Ella es una chica, de 45 años, de mi barrio de Otxarkoaga. La conozco desde hace ya unos cuantos años. Fue compañera de un chico que vivió con nosotros y que falleció hace ya dos años.
Me dicen que está en el hospital y cuando llego a verla, me resulta difícil reconocerla. En unos pocos meses ha bajado unos cuantos kilos de peso. Tiene la cara demacrada, que expresa que ya le queda muy poco tiempo de vida.
Cuando la veo no tengo otro deseo sino el de besarle su rostro que va perdiendo su original figura. Es la expresión de alguien que “ya va de vencida”.
Nada más darle el primer beso, comienza a llorar; un llanto profundo, que sale de muy dentro y que merece mi respuesta de ánimo. Aunque ya no le queda mucha vida, que no se deje vencer por la amargura.
La verdad es que no logro entender el sentido de ese llanto, que se expresa con tanta fuerza y que es tan real.

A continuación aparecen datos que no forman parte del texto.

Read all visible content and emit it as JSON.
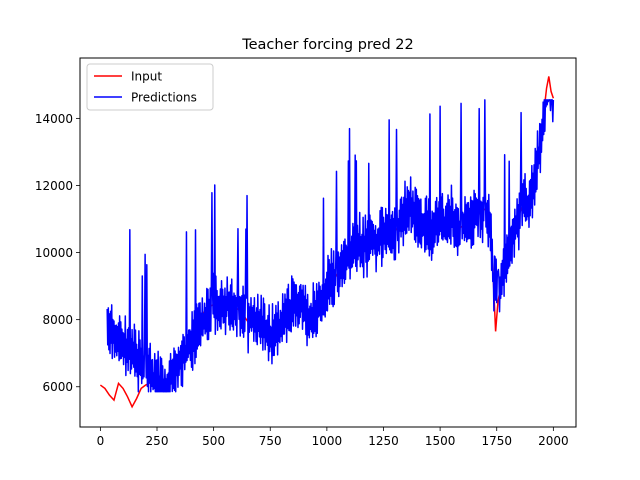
{
  "chart_data": {
    "type": "line",
    "title": "Teacher forcing pred 22",
    "xlabel": "",
    "ylabel": "",
    "xlim": [
      -90,
      2100
    ],
    "ylim": [
      4800,
      15800
    ],
    "xticks": [
      0,
      250,
      500,
      750,
      1000,
      1250,
      1500,
      1750,
      2000
    ],
    "yticks": [
      6000,
      8000,
      10000,
      12000,
      14000
    ],
    "grid": false,
    "legend": "top-left",
    "series": [
      {
        "name": "Input",
        "color": "#ff0000",
        "points": [
          [
            0,
            6050
          ],
          [
            20,
            5950
          ],
          [
            40,
            5750
          ],
          [
            60,
            5600
          ],
          [
            80,
            6100
          ],
          [
            100,
            5950
          ],
          [
            120,
            5700
          ],
          [
            140,
            5400
          ],
          [
            160,
            5650
          ],
          [
            180,
            5950
          ],
          [
            200,
            6050
          ],
          [
            230,
            6150
          ],
          [
            260,
            6050
          ],
          [
            290,
            5950
          ],
          [
            320,
            6150
          ],
          [
            350,
            6600
          ],
          [
            380,
            7100
          ],
          [
            410,
            7650
          ],
          [
            440,
            8050
          ],
          [
            470,
            8350
          ],
          [
            500,
            8450
          ],
          [
            530,
            8350
          ],
          [
            560,
            8500
          ],
          [
            590,
            8400
          ],
          [
            620,
            8250
          ],
          [
            650,
            7950
          ],
          [
            680,
            8050
          ],
          [
            710,
            7850
          ],
          [
            740,
            7650
          ],
          [
            770,
            7500
          ],
          [
            800,
            7800
          ],
          [
            830,
            8200
          ],
          [
            860,
            8600
          ],
          [
            890,
            8450
          ],
          [
            920,
            7900
          ],
          [
            950,
            8300
          ],
          [
            980,
            8650
          ],
          [
            1010,
            9100
          ],
          [
            1040,
            9300
          ],
          [
            1070,
            9650
          ],
          [
            1100,
            9950
          ],
          [
            1130,
            10200
          ],
          [
            1160,
            10150
          ],
          [
            1190,
            10400
          ],
          [
            1220,
            10250
          ],
          [
            1250,
            10650
          ],
          [
            1280,
            10500
          ],
          [
            1310,
            10700
          ],
          [
            1340,
            11200
          ],
          [
            1370,
            11400
          ],
          [
            1400,
            11050
          ],
          [
            1430,
            10800
          ],
          [
            1460,
            10650
          ],
          [
            1490,
            10900
          ],
          [
            1520,
            10750
          ],
          [
            1550,
            11050
          ],
          [
            1580,
            10700
          ],
          [
            1610,
            10850
          ],
          [
            1640,
            11000
          ],
          [
            1670,
            11150
          ],
          [
            1700,
            11300
          ],
          [
            1720,
            10800
          ],
          [
            1735,
            9200
          ],
          [
            1745,
            7650
          ],
          [
            1755,
            8500
          ],
          [
            1770,
            9100
          ],
          [
            1790,
            9700
          ],
          [
            1810,
            10200
          ],
          [
            1830,
            10700
          ],
          [
            1850,
            11150
          ],
          [
            1870,
            11500
          ],
          [
            1890,
            11400
          ],
          [
            1910,
            11800
          ],
          [
            1930,
            12700
          ],
          [
            1950,
            13500
          ],
          [
            1960,
            14300
          ],
          [
            1970,
            14900
          ],
          [
            1980,
            15250
          ],
          [
            1990,
            14800
          ],
          [
            2000,
            14600
          ]
        ]
      },
      {
        "name": "Predictions",
        "color": "#0000ff"
      }
    ]
  }
}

Cada vez que subo al hospital y la veo, mi actitud es la misma y su respuesta vuelve a repetirse. Nunca hay una palabra por su parte, sólo el llanto.
Uno de los días en que voy a verla me doy cuenta de que ha experimentado una ligera mejoría. Pero no me quiero dejar engañar. Sé seguro que es la ligera ascensión de quien en breves días volverá a caer y esta vez será la última recaída.
Así ha sido y a mí me ha tocado celebrar su funeral. Mi deseo es claro: “Padre, acógela en ti. Que en tu regazo sea para siempre feliz”.